E-lane ha sviluppato Italia Whistleblowing, un whistleblowing software semplice, intuitivo e già utilizzato da enti pubblici e imprese private per ricevere e gestire segnalazioni in modo strutturato, sicuro e conforme alla normativa.

Whistleblowing traduzione e significato

Il termine whistleblowing deriva dall’inglese “to blow the whistle“, ovvero “soffiare il fischietto”, richiamando l’immagine dell’arbitro che interrompe il gioco per segnalare un’infrazione.

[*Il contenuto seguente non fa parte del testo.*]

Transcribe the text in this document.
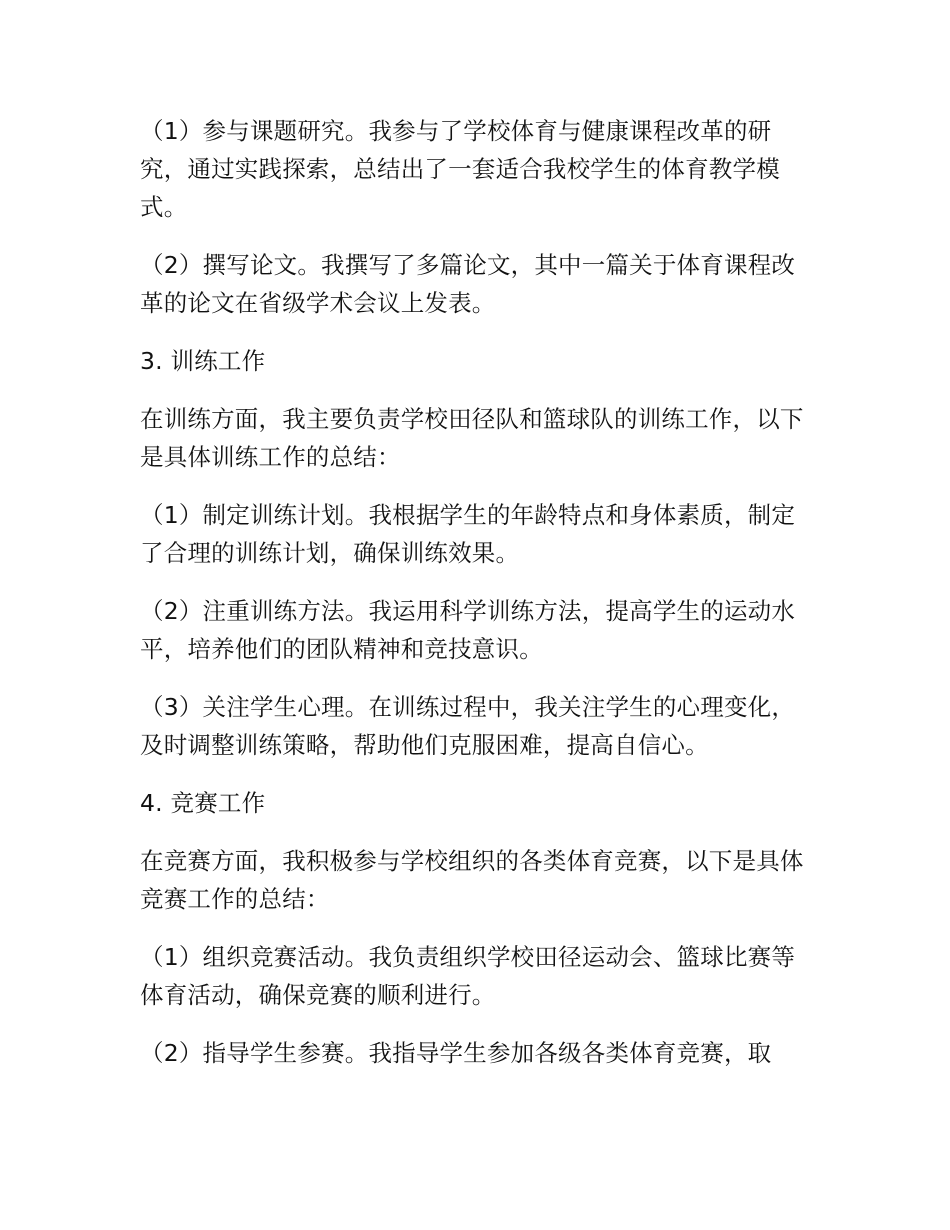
（1）参与课题研究。我参与了学校体育与健康课程改革的研究，通过实践探索，总结出了一套适合我校学生的体育教学模式。

（2）撰写论文。我撰写了多篇论文，其中一篇关于体育课程改革的论文在省级学术会议上发表。

3. 训练工作

在训练方面，我主要负责学校田径队和篮球队的训练工作，以下是具体训练工作的总结：

（1）制定训练计划。我根据学生的年龄特点和身体素质，制定了合理的训练计划，确保训练效果。

（2）注重训练方法。我运用科学训练方法，提高学生的运动水平，培养他们的团队精神和竞技意识。

（3）关注学生心理。在训练过程中，我关注学生的心理变化，及时调整训练策略，帮助他们克服困难，提高自信心。

4. 竞赛工作

在竞赛方面，我积极参与学校组织的各类体育竞赛，以下是具体竞赛工作的总结：

（1）组织竞赛活动。我负责组织学校田径运动会、篮球比赛等体育活动，确保竞赛的顺利进行。

（2）指导学生参赛。我指导学生参加各级各类体育竞赛，取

In italiano, il termine è spesso tradotto come “segnalazione di illeciti” o “denuncia”, sebbene non esista un equivalente perfetto.

Il Whistleblowing, quindi, è un sistema di segnalazioni di violazioni, da parte del dipendente o di un terzo interessato di un’organizzazione pubblica o privata che ha il “coraggio” di denunciare atti corruttivi o irregolarità di cui si è venuto a conoscenza, utilizzando canali sicuri e indipendenti per tutelare la propria identità , essendo messi al riparo da eventuali ritorsioni e discriminazioni, conseguenti la segnalazione.

Chi è il Whistleblower?

Whistleblower traduzione

Sull’origine del termine whistleblower, ci sono due ipotesi:

  • la prima porta a “bobbies”, il classico poliziotto inglese che soffia nel proprio fischietto per destare attenzione e mette in fuga malintenzionati;
  • la seconda evoca l’immagine dell’arbitro che fischia un fallo.

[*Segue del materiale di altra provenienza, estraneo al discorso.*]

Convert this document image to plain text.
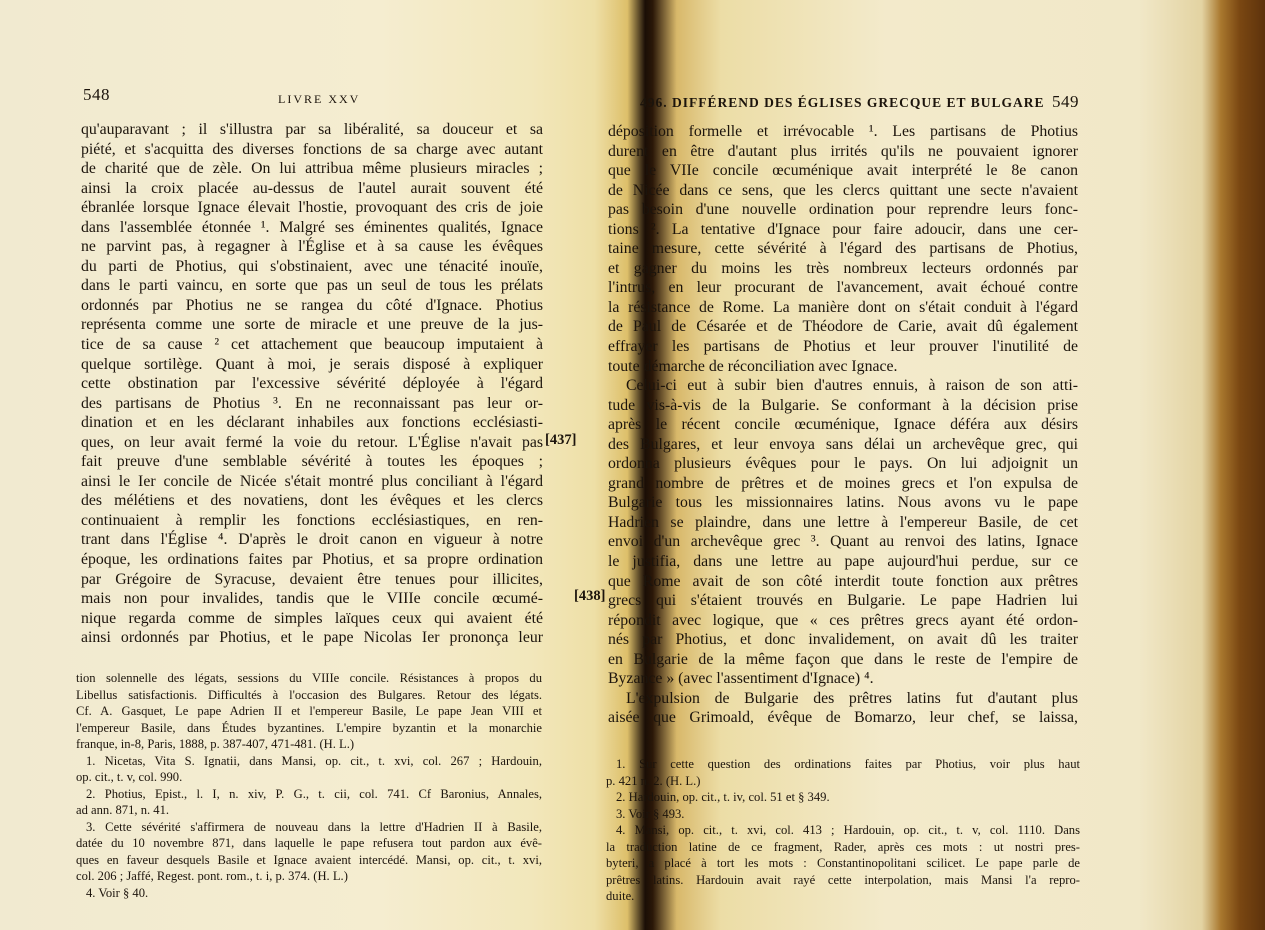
548	LIVRE XXV
qu'auparavant ; il s'illustra par sa libéralité, sa douceur et sa
piété, et s'acquitta des diverses fonctions de sa charge avec autant
de charité que de zèle. On lui attribua même plusieurs miracles ;
ainsi la croix placée au-dessus de l'autel aurait souvent été
ébranlée lorsque Ignace élevait l'hostie, provoquant des cris de joie
dans l'assemblée étonnée ¹. Malgré ses éminentes qualités, Ignace
ne parvint pas, à regagner à l'Église et à sa cause les évêques
du parti de Photius, qui s'obstinaient, avec une ténacité inouïe,
dans le parti vaincu, en sorte que pas un seul de tous les prélats
ordonnés par Photius ne se rangea du côté d'Ignace. Photius
représenta comme une sorte de miracle et une preuve de la jus-
tice de sa cause ² cet attachement que beaucoup imputaient à
quelque sortilège. Quant à moi, je serais disposé à expliquer
cette obstination par l'excessive sévérité déployée à l'égard
des partisans de Photius ³. En ne reconnaissant pas leur or-
dination et en les déclarant inhabiles aux fonctions ecclésiasti-
ques, on leur avait fermé la voie du retour. L'Église n'avait pas
fait preuve d'une semblable sévérité à toutes les époques ;
ainsi le Ier concile de Nicée s'était montré plus conciliant à l'égard
des mélétiens et des novatiens, dont les évêques et les clercs
continuaient à remplir les fonctions ecclésiastiques, en ren-
trant dans l'Église ⁴. D'après le droit canon en vigueur à notre
époque, les ordinations faites par Photius, et sa propre ordination
par Grégoire de Syracuse, devaient être tenues pour illicites,
mais non pour invalides, tandis que le VIIIe concile œcumé-
nique regarda comme de simples laïques ceux qui avaient été
ainsi ordonnés par Photius, et le pape Nicolas Ier prononça leur
tion solennelle des légats, sessions du VIIIe concile. Résistances à propos du
Libellus satisfactionis. Difficultés à l'occasion des Bulgares. Retour des légats.
Cf. A. Gasquet, Le pape Adrien II et l'empereur Basile, Le pape Jean VIII et
l'empereur Basile, dans Études byzantines. L'empire byzantin et la monarchie
franque, in-8, Paris, 1888, p. 387-407, 471-481. (H. L.)
1. Nicetas, Vita S. Ignatii, dans Mansi, op. cit., t. xvi, col. 267 ; Hardouin,
op. cit., t. v, col. 990.
2. Photius, Epist., l. I, n. xiv, P. G., t. cii, col. 741. Cf Baronius, Annales,
ad ann. 871, n. 41.
3. Cette sévérité s'affirmera de nouveau dans la lettre d'Hadrien II à Basile,
datée du 10 novembre 871, dans laquelle le pape refusera tout pardon aux évê-
ques en faveur desquels Basile et Ignace avaient intercédé. Mansi, op. cit., t. xvi,
col. 206 ; Jaffé, Regest. pont. rom., t. i, p. 374. (H. L.)
4. Voir § 40.
[437]
[438]
496. DIFFÉREND DES ÉGLISES GRECQUE ET BULGARE 549
déposition formelle et irrévocable ¹. Les partisans de Photius
durent en être d'autant plus irrités qu'ils ne pouvaient ignorer
que le VIIe concile œcuménique avait interprété le 8e canon
de Nicée dans ce sens, que les clercs quittant une secte n'avaient
pas besoin d'une nouvelle ordination pour reprendre leurs fonc-
tions ². La tentative d'Ignace pour faire adoucir, dans une cer-
taine mesure, cette sévérité à l'égard des partisans de Photius,
et gagner du moins les très nombreux lecteurs ordonnés par
l'intrus, en leur procurant de l'avancement, avait échoué contre
la résistance de Rome. La manière dont on s'était conduit à l'égard
de Paul de Césarée et de Théodore de Carie, avait dû également
effrayer les partisans de Photius et leur prouver l'inutilité de
toute démarche de réconciliation avec Ignace.
Celui-ci eut à subir bien d'autres ennuis, à raison de son atti-
tude vis-à-vis de la Bulgarie. Se conformant à la décision prise
après le récent concile œcuménique, Ignace déféra aux désirs
des Bulgares, et leur envoya sans délai un archevêque grec, qui
ordonna plusieurs évêques pour le pays. On lui adjoignit un
grand nombre de prêtres et de moines grecs et l'on expulsa de
Bulgarie tous les missionnaires latins. Nous avons vu le pape
Hadrien se plaindre, dans une lettre à l'empereur Basile, de cet
envoi d'un archevêque grec ³. Quant au renvoi des latins, Ignace
le justifia, dans une lettre au pape aujourd'hui perdue, sur ce
que Rome avait de son côté interdit toute fonction aux prêtres
grecs qui s'étaient trouvés en Bulgarie. Le pape Hadrien lui
répondit avec logique, que « ces prêtres grecs ayant été ordon-
nés par Photius, et donc invalidement, on avait dû les traiter
en Bulgarie de la même façon que dans le reste de l'empire de
Byzance » (avec l'assentiment d'Ignace) ⁴.
L'expulsion de Bulgarie des prêtres latins fut d'autant plus
aisée que Grimoald, évêque de Bomarzo, leur chef, se laissa,
1. Sur cette question des ordinations faites par Photius, voir plus haut
p. 421 n. 2. (H. L.)
2. Hardouin, op. cit., t. iv, col. 51 et § 349.
3. Voir § 493.
4. Mansi, op. cit., t. xvi, col. 413 ; Hardouin, op. cit., t. v, col. 1110. Dans
la traduction latine de ce fragment, Rader, après ces mots : ut nostri pres-
byteri, a placé à tort les mots : Constantinopolitani scilicet. Le pape parle de
prêtres latins. Hardouin avait rayé cette interpolation, mais Mansi l'a repro-
duite.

E tradotto letteralmente, il whistleblower è un soffiatore di fischietto, ovvero colui il quale “segnala” a qualcuno comportamenti illeciti di qualcun altro.

Questa figura può essere un dipendente, un ex dipendente, un collaboratore, un fornitore o un cliente che, venuto a conoscenza di pratiche scorrette, decide di segnalarle attraverso canali appropriati.

Il whistleblower agisce spesso per senso civico, contribuendo alla prevenzione di illeciti e alla promozione di una cultura dell’integrità. La normativa italiana, in particolare il D.Lgs. 24/2023, prevede specifiche tutele per proteggere il segnalante da ritorsioni e discriminazioni, garantendo la riservatezza della sua identità.